(Day 214) The evaluation of my MLOps zoomcamp project arrived - max points

Ivan Ivanov · August 2, 2024

Hello :) Today is Day 214!

A quick summary of today:

  • documenting the KB project data using arrow.app
  • small repo changes
  • ML zoomcamp announcement

I tried to find some graph documentation tool for the KB project. The most popular I could find is this arrows.app application where we can create sample nodes with edges between and add attributes with descriptions. I created the below pic using that app

image

Also I made some small changes to the repo:

image

the readme I added:

  • Docker - used to containarise and self-host the below services
  • Mlflow - used for easy model comparison during development. Can be improved by using cloud services (like GCP) for hosting, database and artifact store
  • Mage - used for pipeline orchestration of the model training and real-time inference pipelines. Can be improved by hosting mage on the cloud
  • Neo4j - used as a Graph database to store transaction data as nodes and edges. Can be improved by using Neo4j’s AuraDB (hosted on the cloud)
  • Kafka - used to ensure real-time transaction data processing
  • Grafana - used for real-time dashboard creating and monitoring. Can be improved by using Grafana’s cloud services
  • Streamlit - used to host a model dictionary showing models, evaluation metrics, and feature importance graphs

Terraform can be used to provide Infrastructure as Code (IaC) for services that can be hosted on the cloud

I also removed .env from gitignore just so that reproducers can clearly see the env variables used. At the moment there is no actual secret variables so it is fine.
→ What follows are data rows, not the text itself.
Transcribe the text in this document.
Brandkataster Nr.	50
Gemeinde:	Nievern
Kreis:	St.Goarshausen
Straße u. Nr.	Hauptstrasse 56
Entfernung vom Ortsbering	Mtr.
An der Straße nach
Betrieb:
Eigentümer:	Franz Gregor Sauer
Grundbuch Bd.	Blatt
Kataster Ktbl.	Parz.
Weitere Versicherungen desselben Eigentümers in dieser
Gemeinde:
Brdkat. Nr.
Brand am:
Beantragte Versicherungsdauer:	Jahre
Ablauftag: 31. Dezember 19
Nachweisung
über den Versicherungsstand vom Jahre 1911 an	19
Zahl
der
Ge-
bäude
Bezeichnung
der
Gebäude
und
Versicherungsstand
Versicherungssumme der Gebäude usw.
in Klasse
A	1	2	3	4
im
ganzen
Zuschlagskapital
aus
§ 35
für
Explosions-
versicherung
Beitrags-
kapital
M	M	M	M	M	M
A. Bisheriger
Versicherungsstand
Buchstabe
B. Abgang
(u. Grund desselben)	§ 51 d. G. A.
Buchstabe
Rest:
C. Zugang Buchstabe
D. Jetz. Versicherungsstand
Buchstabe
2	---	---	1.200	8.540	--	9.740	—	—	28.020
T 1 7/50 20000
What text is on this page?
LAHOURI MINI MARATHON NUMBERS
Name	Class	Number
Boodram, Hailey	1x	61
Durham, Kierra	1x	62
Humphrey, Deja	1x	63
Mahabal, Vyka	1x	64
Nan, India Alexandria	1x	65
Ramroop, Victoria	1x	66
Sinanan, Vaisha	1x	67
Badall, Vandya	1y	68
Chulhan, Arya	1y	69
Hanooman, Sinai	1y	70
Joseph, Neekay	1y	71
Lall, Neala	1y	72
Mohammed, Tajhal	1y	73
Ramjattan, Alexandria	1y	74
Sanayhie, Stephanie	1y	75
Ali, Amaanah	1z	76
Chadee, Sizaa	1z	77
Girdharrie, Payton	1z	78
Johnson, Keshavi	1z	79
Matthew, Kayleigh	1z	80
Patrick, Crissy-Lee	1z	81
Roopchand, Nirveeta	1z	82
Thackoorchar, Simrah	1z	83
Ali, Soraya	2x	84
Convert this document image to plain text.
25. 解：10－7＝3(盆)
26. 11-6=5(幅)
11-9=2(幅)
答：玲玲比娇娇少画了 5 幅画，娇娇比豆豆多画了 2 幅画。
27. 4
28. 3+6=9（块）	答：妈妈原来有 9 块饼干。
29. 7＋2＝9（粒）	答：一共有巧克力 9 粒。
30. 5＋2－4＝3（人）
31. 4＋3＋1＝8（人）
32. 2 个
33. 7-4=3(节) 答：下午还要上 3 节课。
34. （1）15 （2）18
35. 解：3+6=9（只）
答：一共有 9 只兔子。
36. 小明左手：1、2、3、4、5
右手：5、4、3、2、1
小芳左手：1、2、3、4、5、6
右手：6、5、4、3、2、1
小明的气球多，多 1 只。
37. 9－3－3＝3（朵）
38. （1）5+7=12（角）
A task I added to my TODOs is to figure out how to setup the neo4j db connection on grafana startup. I saw I could use a grafana.ini file, but I will figure out this tomorrow.

On another note, today the evaluation of my MLOps zoomcamp project came back.

I got 32, which I believe is the max. The points are given for: describing the problem, usage of cloud services, mlflow and exp. tracking, orchestration, model deployment, monitoring, reproducability and best practices.

The certificate is not issued yet, but I will share it when it is sent.

Today I saw that Alexey Grigorev, the creator of the DataTalksClub, announced the next cohort for their ML zoomcamp. It will cover the below:

image image

I might sign up to see if I can learn something new, and keep my skills sharp ^^

That is all for today!

See you tomorrow :)